PBB Khawatir Myanmar Menuju Konflik Besar Seperti Suriah

PBB Khawatir Myanmar Menuju Konflik Besar Seperti Suriah
Orang-orang yang melarikan diri dari kekerasan di Myanmar duduk di perahu saat mereka mendekati seorang tentara Thailand di desa perbatasan Mae Sam Laep, provinsi Mae Hong Son, Thailand 30 Maret 2021. (Reuters/Soe Zeya Tun)

Analisadaily.com, Jenewa - Kepala hak asasi manusia Perserikatan Bangsa-Bangsa memperingatkan tentang kemungkinan kejahatan terhadap kemanusiaan di Myanmar dan tampaknya akan menuju konflik besar seperti yang melanda Suriah.

Dalam sebuah pernyataan, kantor hak asasi PBB mendesak negara-negara untuk mengambil tindakan segera dan tegas untuk mendorong para pemimpin militer di belakang kudeta 1 Februari di Myanmar untuk menghentikan kampanye penindasan rakyatnya.

"Saya khawatir situasi di Myanmar sedang menuju konflik besar. Negara tidak boleh membiarkan kesalahan mematikan di masa lalu di Suriah dan di tempat lain terulang kembali," Komisaris Tinggi Hak Asasi Manusia PBB, Michelle Bachelet dilansir dari Channel News Asia, Selasa (13/4).

Myanmar berada dalam kekacauan dan ekonominya lumpuh sejak militer merebut kekuasaan dari pemimpin sipil Aung San Suu Kyi pada 1 Februari.

Tindakan keras junta terhadap perbedaan pendapat telah mengakibatkan korban tewas sipil mencapai setidaknya 710 pada Senin malam termasuk 50 anak-anak, menurut kelompok pemantau setempat.

"Militer tampaknya bermaksud untuk meningkatkan kebijakan kekerasan yang kejam terhadap rakyat Myanmar, menggunakan persenjataan kelas militer dan tanpa pandang bulu," kata Bachelet.

"Ada gema yang jelas tentang Suriah pada tahun 2011. Di sana juga, kami melihat protes damai bertemu dengan kekuatan yang tidak perlu dan jelas tidak proporsional," katanya.

Kata dia, represi negara yang brutal dan terus-menerus terhadap rakyatnya sendiri menyebabkan beberapa individu mengangkat senjata, diikuti oleh spiral kekerasan yang menurun dan meluas dengan cepat di seluruh negeri.

Bachelet menunjukkan, pendahulunya Navanethem Pillay memperingatkan pada tahun 2011, bahwa kegagalan komunitas internasional untuk menanggapi dengan tekad yang bersatu bisa menjadi bencana bagi Suriah dan sekitarnya.

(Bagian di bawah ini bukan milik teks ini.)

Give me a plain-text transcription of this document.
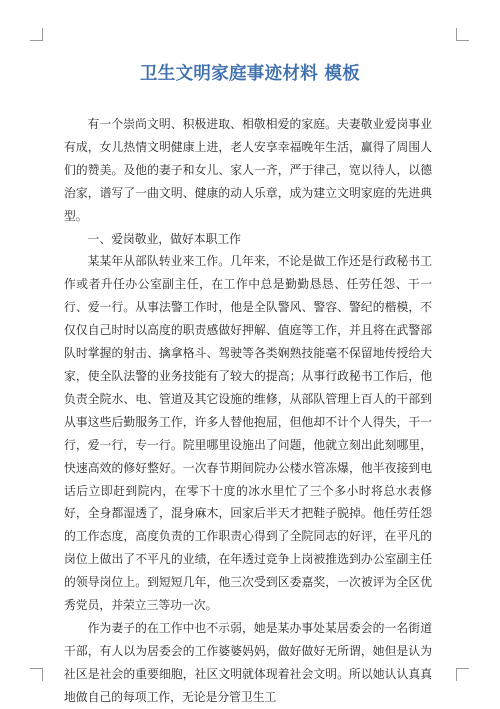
卫生文明家庭事迹材料 模板

有一个崇尚文明、积极进取、相敬相爱的家庭。夫妻敬业爱岗事业有成，女儿热情文明健康上进，老人安享幸福晚年生活，赢得了周围人们的赞美。及他的妻子和女儿、家人一齐，严于律己，宽以待人，以德治家，谱写了一曲文明、健康的动人乐章，成为建立文明家庭的先进典型。

一、爱岗敬业，做好本职工作

某某年从部队转业来工作。几年来，不论是做工作还是行政秘书工作或者升任办公室副主任，在工作中总是勤勤恳恳、任劳任怨、干一行、爱一行。从事法警工作时，他是全队警风、警容、警纪的楷模，不仅仅自己时时以高度的职责感做好押解、值庭等工作，并且将在武警部队时掌握的射击、擒拿格斗、驾驶等各类娴熟技能毫不保留地传授给大家，使全队法警的业务技能有了较大的提高；从事行政秘书工作后，他负责全院水、电、管道及其它设施的维修，从部队管理上百人的干部到从事这些后勤服务工作，许多人替他抱屈，但他却不计个人得失，干一行，爱一行，专一行。院里哪里设施出了问题，他就立刻出此刻哪里，快速高效的修好整好。一次春节期间院办公楼水管冻爆，他半夜接到电话后立即赶到院内，在零下十度的冰水里忙了三个多小时将总水表修好，全身都湿透了，混身麻木，回家后半天才把鞋子脱掉。他任劳任怨的工作态度，高度负责的工作职责心得到了全院同志的好评，在平凡的岗位上做出了不平凡的业绩，在年透过竞争上岗被推选到办公室副主任的领导岗位上。到短短几年，他三次受到区委嘉奖，一次被评为全区优秀党员，并荣立三等功一次。

作为妻子的在工作中也不示弱，她是某办事处某居委会的一名街道干部，有人以为居委会的工作婆婆妈妈，做好做好无所谓，她但是认为社区是社会的重要细胞，社区文明就体现着社会文明。所以她认认真真地做自己的每项工作，无论是分管卫生工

"Sepuluh tahun terakhir telah menunjukkan betapa mengerikan konsekuensinya bagi jutaan warga sipil," katanya.

Bachelet menunjuk ke "laporan yang dapat dipercaya" yang menunjukkan pasukan militer Tatmadaw Myanmar melepaskan tembakan dengan granat berpeluncur roket, granat fragmentasi dan tembakan mortir di kota Bago selatan akhir pekan lalu.

Setidaknya 82 pengunjuk rasa anti-kudeta dilaporkan tewas dalam tindakan keras brutal itu. Pasukan keamanan juga dilaporkan mencegah personel medis membantu yang terluka dan mendenda kerabatnya dengan "denda" sekitar US $ 90 untuk mengklaim jenazah mereka yang tewas, kata kantor hak asasi PBB.

Pada saat yang sama, kata dia, setidaknya 3.080 orang saat ini ditahan di seluruh negeri, sementara 23 orang dilaporkan telah dijatuhi hukuman mati setelah persidangan rahasia, termasuk empat pengunjuk rasa dan 19 lainnya dituduh melakukan pelanggaran politik dan pidana.

Bachelet mendesak masyarakat internasional untuk mengambil tindakan.

"Pernyataan kecaman, dan sanksi terbatas yang ditargetkan, jelas tidak cukup. Negara-negara dengan pengaruh perlu segera menerapkan tekanan bersama pada militer di Myanmar untuk menghentikan tindakan pelanggaran berat hak asasi manusia dan kemungkinan kejahatan terhadap kemanusiaan terhadap rakyat," kata mantan Presiden Chile itu.